Getting started¶

This page will help you get started with dfirws. If you haven't downloaded the sandbox yet please see the project README.md.

After installation you have you can choose between starting dfirws.wsb and network_dfirws.wsb. The first one has no network access and the other has network access enabled. You can customize the sandbox if you want to change the default settings.

When the sandbox is running you should see this screen:

You can search for tools in the search bar (in this case Ghidra):

If you like to access a local version of this wiki click on dfirws wiki. If you like to use a [[Jupyter notebooks]] to investigate files click on jupyter.

Links to some of the installed tools can be found if open the folder dfirws on the desktop. (Help wanted: If you have any suggestions on how to make it easier to find the tools please create an issue).
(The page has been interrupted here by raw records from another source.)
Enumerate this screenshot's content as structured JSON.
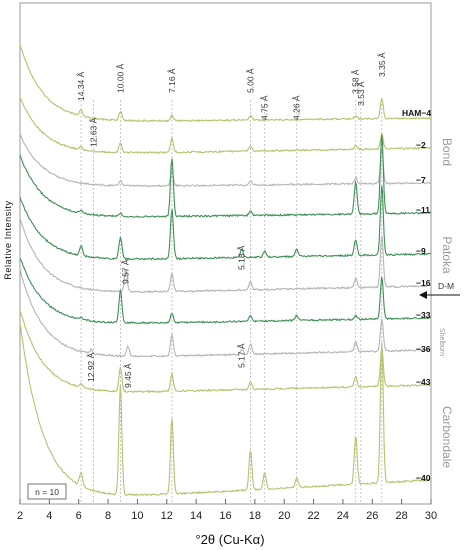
{
  "chart_data": {
    "type": "line",
    "xlabel": "°2θ (Cu-Kα)",
    "ylabel": "Relative Intensity",
    "xlim": [
      2,
      30
    ],
    "x_ticks": [
      "2",
      "4",
      "6",
      "8",
      "10",
      "12",
      "14",
      "16",
      "18",
      "20",
      "22",
      "24",
      "26",
      "28",
      "30"
    ],
    "note": "n = 10",
    "reference_lines": [
      {
        "d": "14.34 Å",
        "x": 6.16
      },
      {
        "d": "12.63 Å",
        "x": 7.0
      },
      {
        "d": "10.00 Å",
        "x": 8.84
      },
      {
        "d": "7.16 Å",
        "x": 12.35
      },
      {
        "d": "5.00 Å",
        "x": 17.7
      },
      {
        "d": "4.75 Å",
        "x": 18.67
      },
      {
        "d": "4.26 Å",
        "x": 20.85
      },
      {
        "d": "3.58 Å",
        "x": 24.87
      },
      {
        "d": "3.53 Å",
        "x": 25.22
      },
      {
        "d": "3.35 Å",
        "x": 26.65
      }
    ],
    "extra_peak_labels": [
      {
        "d": "5.18 Å",
        "x": 17.1,
        "sample": "−9"
      },
      {
        "d": "9.57 Å",
        "x": 9.2,
        "sample": "−16"
      },
      {
        "d": "9.45 Å",
        "x": 9.35,
        "sample": "−36"
      },
      {
        "d": "12.92 Å",
        "x": 6.85,
        "sample": "−36"
      },
      {
        "d": "5.17 Å",
        "x": 17.1,
        "sample": "−36"
      }
    ],
    "series": [
      {
        "name": "HAM−4",
        "color": "#b7c26e",
        "peaks": [
          [
            6.16,
            6
          ],
          [
            8.84,
            9
          ],
          [
            12.35,
            5
          ],
          [
            17.7,
            4
          ],
          [
            24.87,
            3
          ],
          [
            26.65,
            20
          ]
        ]
      },
      {
        "name": "−2",
        "color": "#b7c26e",
        "peaks": [
          [
            6.16,
            3
          ],
          [
            8.84,
            10
          ],
          [
            12.35,
            14
          ],
          [
            17.7,
            5
          ],
          [
            24.87,
            4
          ],
          [
            26.65,
            15
          ]
        ]
      },
      {
        "name": "−7",
        "color": "#b5b5b5",
        "peaks": [
          [
            8.84,
            5
          ],
          [
            12.35,
            14
          ],
          [
            17.7,
            4
          ],
          [
            24.87,
            6
          ],
          [
            26.65,
            34
          ]
        ]
      },
      {
        "name": "−11",
        "color": "#3f8f57",
        "peaks": [
          [
            6.16,
            3
          ],
          [
            8.84,
            3
          ],
          [
            12.35,
            58
          ],
          [
            17.7,
            4
          ],
          [
            24.87,
            32
          ],
          [
            26.65,
            80
          ]
        ]
      },
      {
        "name": "−9",
        "color": "#3f8f57",
        "peaks": [
          [
            6.16,
            10
          ],
          [
            8.84,
            22
          ],
          [
            12.35,
            50
          ],
          [
            17.1,
            8
          ],
          [
            18.67,
            6
          ],
          [
            20.85,
            7
          ],
          [
            24.87,
            16
          ],
          [
            26.65,
            70
          ]
        ]
      },
      {
        "name": "−16",
        "color": "#b5b5b5",
        "peaks": [
          [
            9.2,
            22
          ],
          [
            12.35,
            18
          ],
          [
            17.7,
            8
          ],
          [
            24.87,
            10
          ],
          [
            26.65,
            52
          ]
        ]
      },
      {
        "name": "−33",
        "color": "#3f8f57",
        "peaks": [
          [
            6.16,
            2
          ],
          [
            8.84,
            33
          ],
          [
            12.35,
            9
          ],
          [
            17.7,
            6
          ],
          [
            20.85,
            5
          ],
          [
            24.87,
            4
          ],
          [
            26.65,
            42
          ]
        ]
      },
      {
        "name": "−36",
        "color": "#b5b5b5",
        "peaks": [
          [
            6.85,
            4
          ],
          [
            9.35,
            10
          ],
          [
            12.35,
            21
          ],
          [
            17.1,
            5
          ],
          [
            17.7,
            10
          ],
          [
            24.87,
            10
          ],
          [
            26.65,
            32
          ]
        ]
      },
      {
        "name": "−43",
        "color": "#b7c26e",
        "peaks": [
          [
            6.16,
            3
          ],
          [
            8.84,
            24
          ],
          [
            12.35,
            17
          ],
          [
            17.7,
            8
          ],
          [
            24.87,
            10
          ],
          [
            26.65,
            38
          ]
        ]
      },
      {
        "name": "−40",
        "color": "#b7c26e",
        "peaks": [
          [
            6.16,
            14
          ],
          [
            8.84,
            110
          ],
          [
            12.35,
            75
          ],
          [
            17.7,
            40
          ],
          [
            18.67,
            16
          ],
          [
            20.85,
            10
          ],
          [
            24.87,
            48
          ],
          [
            26.65,
            140
          ]
        ]
      }
    ],
    "formations": [
      "Bond",
      "Patoka",
      "Shelburn",
      "Carbondale"
    ],
    "marker": "D-M"
  }
}
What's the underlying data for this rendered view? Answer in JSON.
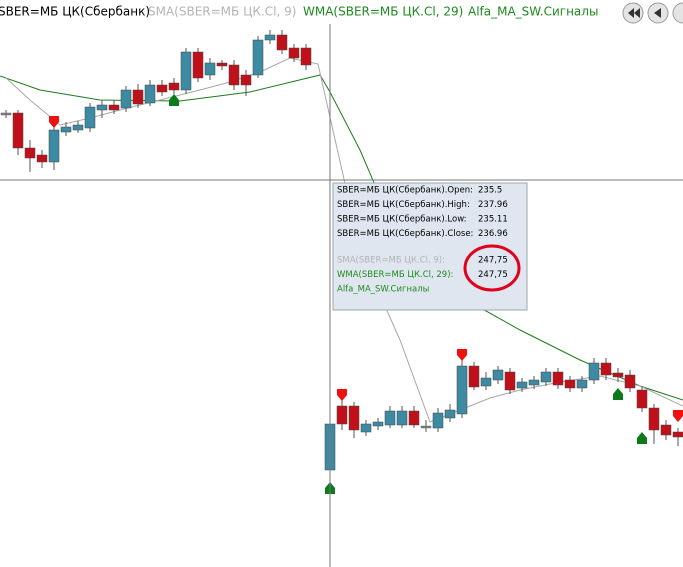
{
  "header": {
    "legend": [
      {
        "text": "SBER=МБ ЦК(Сбербанк)",
        "color": "#000000"
      },
      {
        "text": "SMA(SBER=МБ ЦК.Cl, 9)",
        "color": "#b4b4b4"
      },
      {
        "text": "WMA(SBER=МБ ЦК.Cl, 29)",
        "color": "#1e8a1e"
      },
      {
        "text": "Alfa_MA_SW.Сигналы",
        "color": "#1e8a1e"
      }
    ]
  },
  "tooltip": {
    "rows": [
      {
        "label": "SBER=МБ ЦК(Сбербанк).Open:",
        "value": "235.5",
        "color": "#000000"
      },
      {
        "label": "SBER=МБ ЦК(Сбербанк).High:",
        "value": "237.96",
        "color": "#000000"
      },
      {
        "label": "SBER=МБ ЦК(Сбербанк).Low:",
        "value": "235.11",
        "color": "#000000"
      },
      {
        "label": "SBER=МБ ЦК(Сбербанк).Close:",
        "value": "236.96",
        "color": "#000000"
      },
      {
        "label": "SMA(SBER=МБ ЦК.Cl, 9):",
        "value": "247,75",
        "color": "#b4b4b4"
      },
      {
        "label": "WMA(SBER=МБ ЦК.Cl, 29):",
        "value": "247,75",
        "color": "#1e8a1e"
      },
      {
        "label": "Alfa_MA_SW.Сигналы",
        "color": "#1e8a1e"
      }
    ]
  }
}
Tools are generally found under C:\Tools if they don't require setup or installation. Installed tools are installed in their default location (C:\Program files in most cases). Python based tools are in virtual environments under C:\venv. Git repositories are stored under C:\git. If you have opted in to download data for enrichment that data is available under C:\enrichment.

Security¶

Personally I wouldn't run malware in a Windows sandbox. I prefer to do that in a virtual machine. Even if there are tools included in the sandbox for running and debugging malware I wouldn't recommend that you use them in that way.